On her first visit to Nairobi in 2009, a journalist asked Hillary Clinton about a marriage proposal to her daughter by a Kenyan.
Ms. Clinton, wittily dodged the question, only saying that her only child, Chelsea Clinton, then 29, was "very independent".
However she promised to convey the message from love-smitten Gideon Kipkemoi Chepkurgor to Chelsea.
Time has passed since then, and Chelsea has since got married.
Exit polls placed Clinton ahead of her main challenger, Republican Donald Trump, which placed her firmly on the road to succeed Barrack Obama as President.
Chepkurgor had written to the White House in 2002 asking the then President Bill Clinton for his daughter, and even offered 40 goats and 20 cows as dowry.
But the request and Mrs. Clinton's response would form the lighter side of the visit by the then top diplomat of President Barrack Obama's first term, a year after the deadliest violence rocked Kenya following the disputed elections held in late 2007.

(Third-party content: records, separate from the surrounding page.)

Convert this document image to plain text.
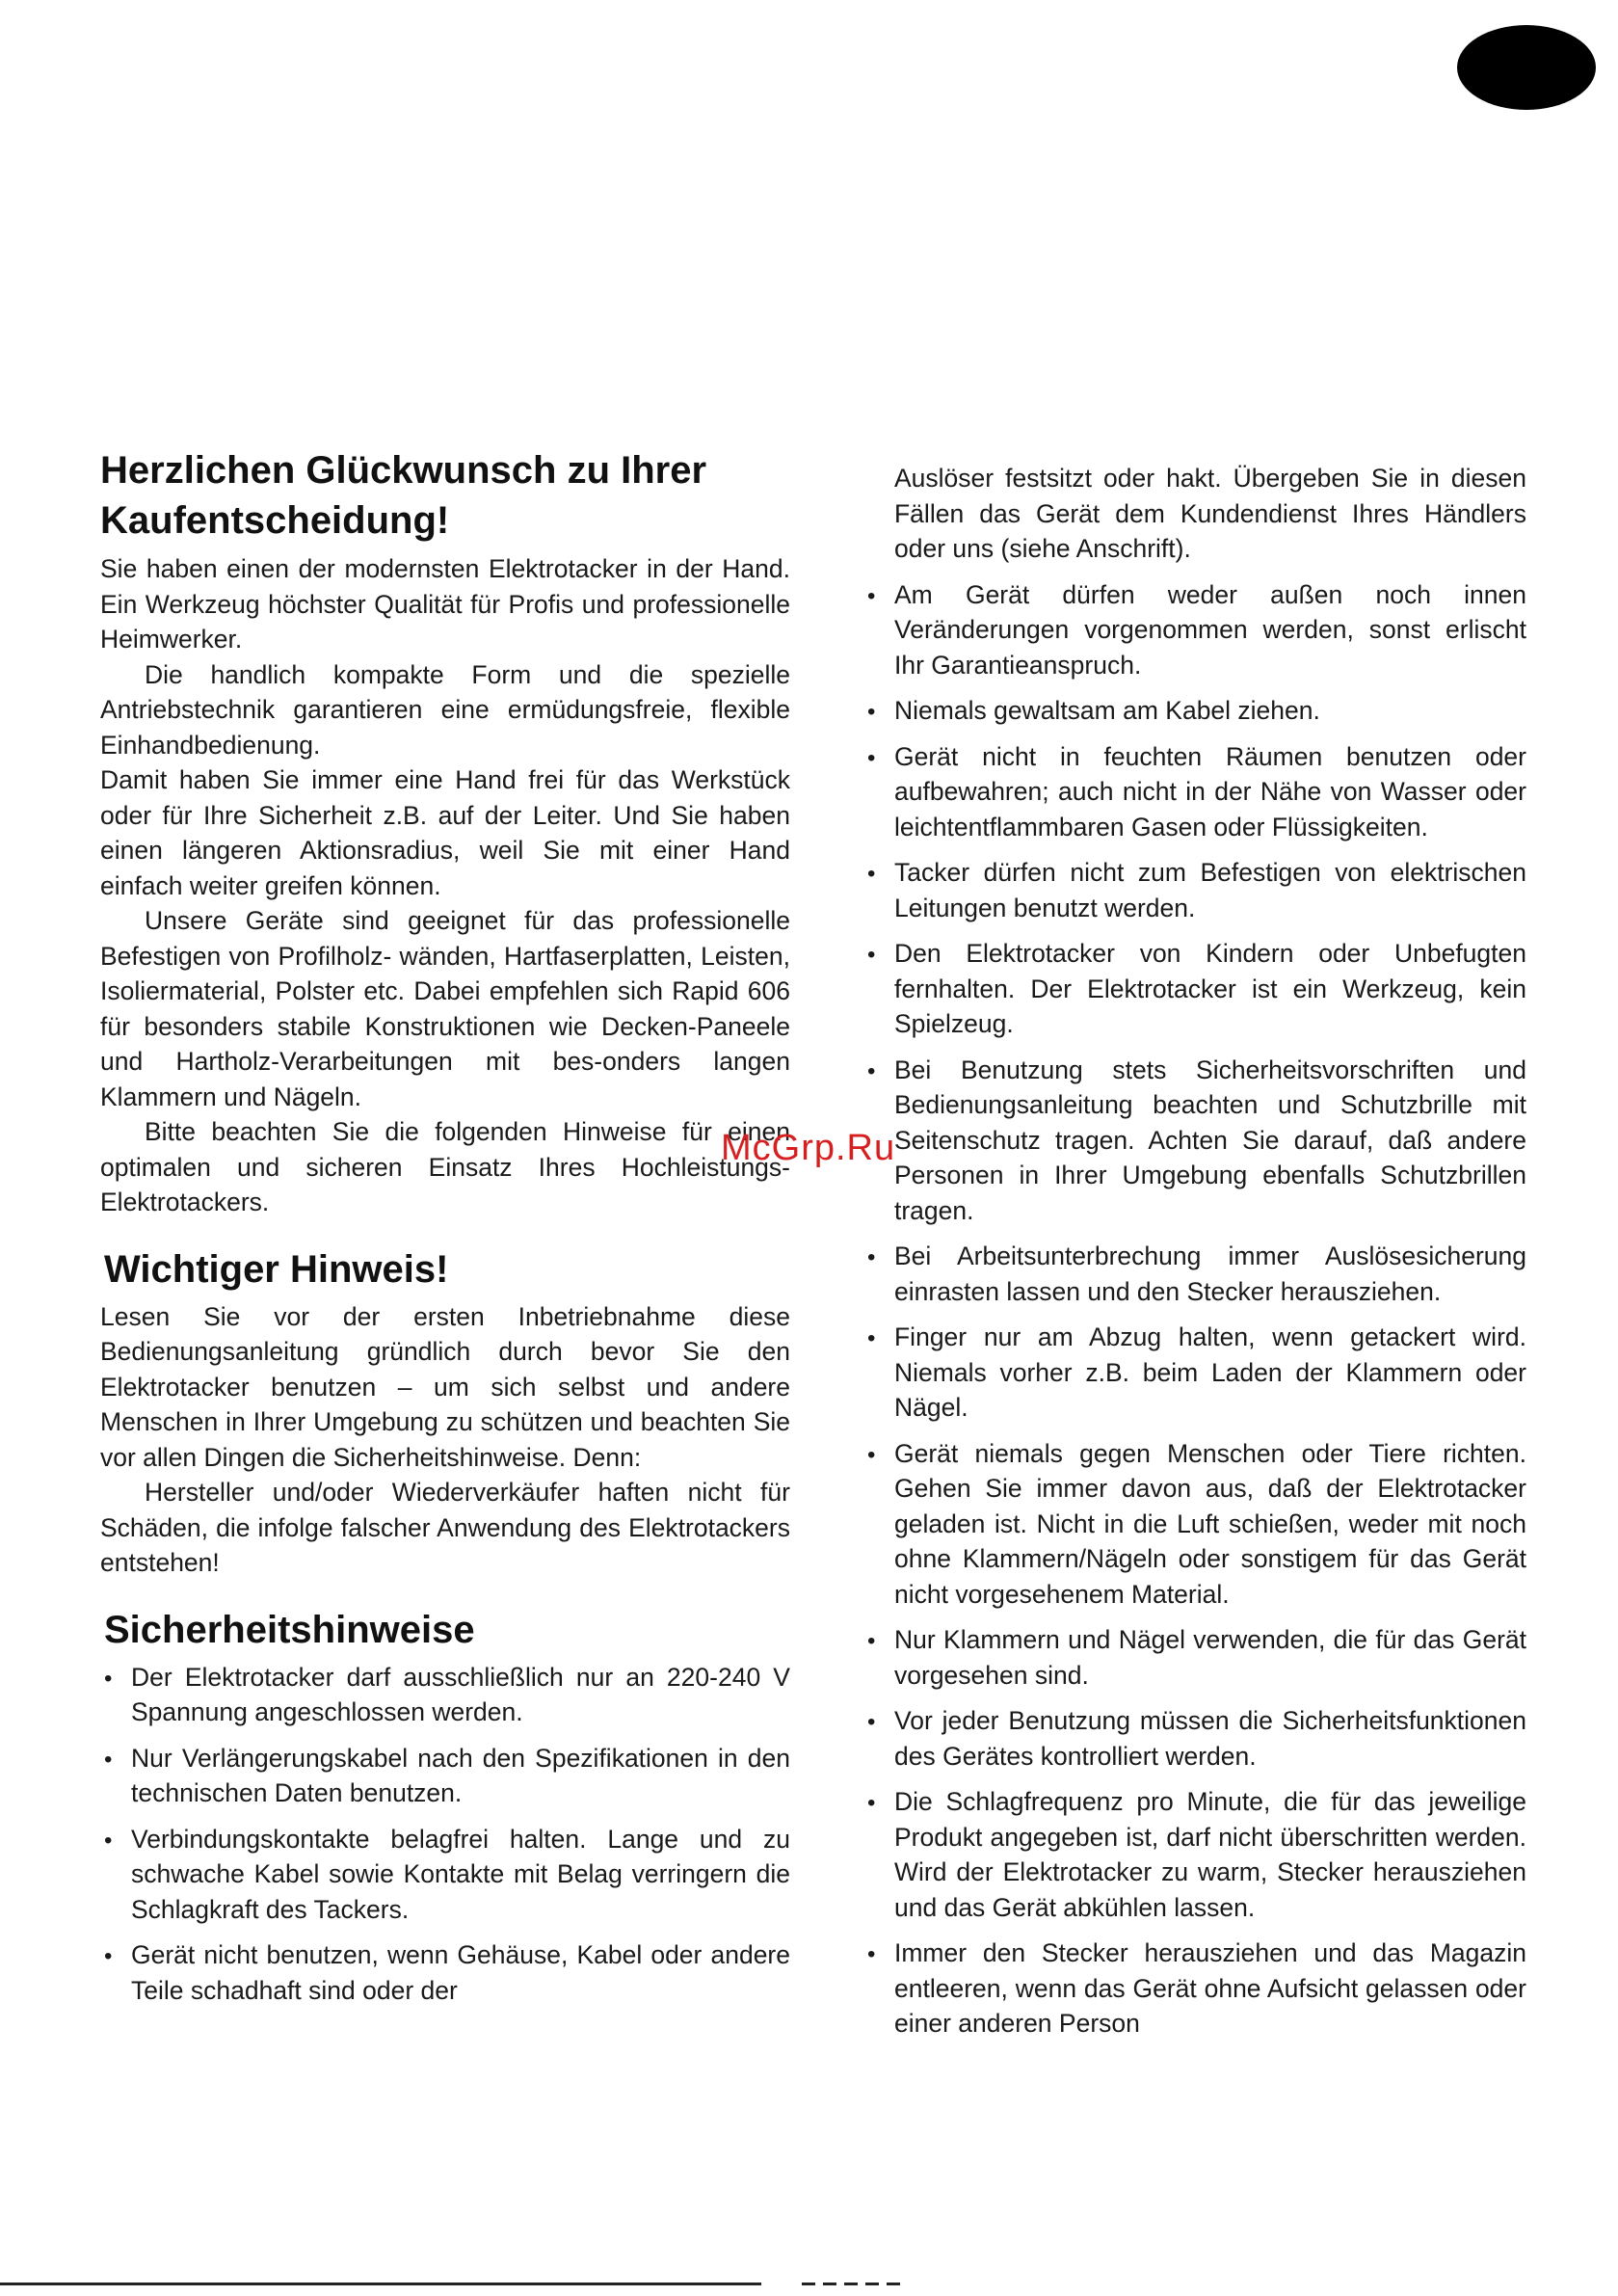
Herzlichen Glückwunsch zu Ihrer Kaufentscheidung!

Sie haben einen der modernsten Elektrotacker in der Hand. Ein Werkzeug höchster Qualität für Profis und professionelle Heimwerker.

Die handlich kompakte Form und die spezielle Antriebstechnik garantieren eine ermüdungsfreie, flexible Einhandbedienung.

Damit haben Sie immer eine Hand frei für das Werkstück oder für Ihre Sicherheit z.B. auf der Leiter. Und Sie haben einen längeren Aktionsradius, weil Sie mit einer Hand einfach weiter greifen können.

Unsere Geräte sind geeignet für das professionelle Befestigen von Profilholz- wänden, Hartfaserplatten, Leisten, Isoliermaterial, Polster etc. Dabei empfehlen sich Rapid 606 für besonders stabile Konstruktionen wie Decken-Paneele und Hartholz-Verarbeitungen mit bes-onders langen Klammern und Nägeln.

Bitte beachten Sie die folgenden Hinweise für einen optimalen und sicheren Einsatz Ihres Hochleistungs-Elektrotackers.

Wichtiger Hinweis!

Lesen Sie vor der ersten Inbetriebnahme diese Bedienungsanleitung gründlich durch bevor Sie den Elektrotacker benutzen – um sich selbst und andere Menschen in Ihrer Umgebung zu schützen und beachten Sie vor allen Dingen die Sicherheitshinweise. Denn:

Hersteller und/oder Wiederverkäufer haften nicht für Schäden, die infolge falscher Anwendung des Elektrotackers entstehen!

Sicherheitshinweise
• Der Elektrotacker darf ausschließlich nur an 220-240 V Spannung angeschlossen werden.
• Nur Verlängerungskabel nach den Spezifikationen in den technischen Daten benutzen.
• Verbindungskontakte belagfrei halten. Lange und zu schwache Kabel sowie Kontakte mit Belag verringern die Schlagkraft des Tackers.
• Gerät nicht benutzen, wenn Gehäuse, Kabel oder andere Teile schadhaft sind oder der

Auslöser festsitzt oder hakt. Übergeben Sie in diesen Fällen das Gerät dem Kundendienst Ihres Händlers oder uns (siehe Anschrift).

• Am Gerät dürfen weder außen noch innen Veränderungen vorgenommen werden, sonst erlischt Ihr Garantieanspruch.
• Niemals gewaltsam am Kabel ziehen.
• Gerät nicht in feuchten Räumen benutzen oder aufbewahren; auch nicht in der Nähe von Wasser oder leichtentflammbaren Gasen oder Flüssigkeiten.
• Tacker dürfen nicht zum Befestigen von elektrischen Leitungen benutzt werden.
• Den Elektrotacker von Kindern oder Unbefugten fernhalten. Der Elektrotacker ist ein Werkzeug, kein Spielzeug.
• Bei Benutzung stets Sicherheitsvorschriften und Bedienungsanleitung beachten und Schutzbrille mit Seitenschutz tragen. Achten Sie darauf, daß andere Personen in Ihrer Umgebung ebenfalls Schutzbrillen tragen.
• Bei Arbeitsunterbrechung immer Auslösesicherung einrasten lassen und den Stecker herausziehen.
• Finger nur am Abzug halten, wenn getackert wird. Niemals vorher z.B. beim Laden der Klammern oder Nägel.
• Gerät niemals gegen Menschen oder Tiere richten. Gehen Sie immer davon aus, daß der Elektrotacker geladen ist. Nicht in die Luft schießen, weder mit noch ohne Klammern/Nägeln oder sonstigem für das Gerät nicht vorgesehenem Material.
• Nur Klammern und Nägel verwenden, die für das Gerät vorgesehen sind.
• Vor jeder Benutzung müssen die Sicherheitsfunktionen des Gerätes kontrolliert werden.
• Die Schlagfrequenz pro Minute, die für das jeweilige Produkt angegeben ist, darf nicht überschritten werden. Wird der Elektrotacker zu warm, Stecker herausziehen und das Gerät abkühlen lassen.
• Immer den Stecker herausziehen und das Magazin entleeren, wenn das Gerät ohne Aufsicht gelassen oder einer anderen Person
McGrp.Ru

At least 1,300 people were killed and more than half a million displaced, sending shock waves beyond the East Africa region and to the dismay of the entire World.
Obama, who has his paternal roots in K'ogelo village in Siaya, had taken the conflict personally, sending Clinton-then his Secretary of State, to deliver his frustration about the slow pace of reconciliation.
Ms. Clinton arrived in Nairobi late in the evening on August 4, 2009, and immediately settled down to talking about the reform agenda and punishment of post-election violence suspects.
Already, a Cabinet decision had been taken to drop a proposal of establishing a local tribunal that would have investigated and handed down punishment to the offenders.
Parliament had also voted in favour of having the International Criminal Court to try the suspects, in a case that has since collapsed without a single conviction.
Clinton's formal meeting was with then President Mwai Kibaki and Raila Odinga, then the Prime Minister of the Grand Coalition Government, before opening the African Growth Opportunity Act summit at the Kenyatta International Convention Centre.
"The US was instrumental in resolving the crisis that afflicted Kenya. Unfortunately, resolving that crisis has not translated to progress for Kenya," Clinton said amid warnings of possible sanctions targeted at specific leaders thought to be frustrating the reform agenda.
She joked that a Nairobi hairdresser who fixed her hair that morning had done a good job, quipping that her hairdos had been a subject of a PhD thesis.
Three years later, in August 2012, Clinton visited again but this time with a softer message; asking the country to consider the use of electronic voting in the upcoming polls as a way to avert the contest that led to the bloody 2007 post-poll chaos.
She called for a free and fair elections.
Her message from her then boss and potential predecessor Obama was that there was too much at stake for Kenya to get it wrong again in the elections.
"The world will be watching Kenya," she said.
Four years later, the world is watching her in the race to US presidency.